The BATCHSQL parameter will increase the performance of Replicat. BATCHSQL causes Replicat to create arrays for similar SQL statements and apply them at an accelerated rate. Normally, Replicat applies one SQL statement at a time.

• At 100 bytes of data per row change, BATCHSQL can

improve Replicat’s performance by up to 300 percent; actual

performance benefits will vary, depending on the oeverall

demand on system resources.

• At around 5,000 bytes of data per row change, the benefits of

using BATCHSQL diminish.

. Improve I/O within the system configuration

• Place trail files on the fastest disk controller.

• Use RAID 0+1 disk configuration because GoldenGate performs

sequential writes.

* Be careful with the following points. Increasing the values of

these parameters will improve performance but take longer to

reprocess your data in case of process failure.

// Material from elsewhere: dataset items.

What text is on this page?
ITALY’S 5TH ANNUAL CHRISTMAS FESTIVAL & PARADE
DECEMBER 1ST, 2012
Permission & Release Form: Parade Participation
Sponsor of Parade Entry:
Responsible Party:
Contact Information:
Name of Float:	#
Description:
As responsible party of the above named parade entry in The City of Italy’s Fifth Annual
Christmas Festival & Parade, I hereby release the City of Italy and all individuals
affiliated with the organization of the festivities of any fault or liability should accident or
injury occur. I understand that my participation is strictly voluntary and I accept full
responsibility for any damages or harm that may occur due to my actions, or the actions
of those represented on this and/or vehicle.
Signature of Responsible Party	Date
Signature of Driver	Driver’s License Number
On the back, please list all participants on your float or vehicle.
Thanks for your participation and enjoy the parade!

• Use the CHECKPOINTSECS in Extract or Replicat; if increased,

less frequent checkpoints; increases data to be reprocessed if

process fails; keep transaction logs available in case of

reprocessing

• Use the GROUPTRANSOPS; increases number of SQL operations in a Replicat ;

reduces I/O to checkpoint file and checkpoint table

Data Filtering and Conversion:

Use primary Extract for data capture only.

Use a data pump on the source to perform filtering and thereby send

less data over the network.

Alternatively, use Replicat for conversion and, if the network can

handle large amounts of data, also for filtering.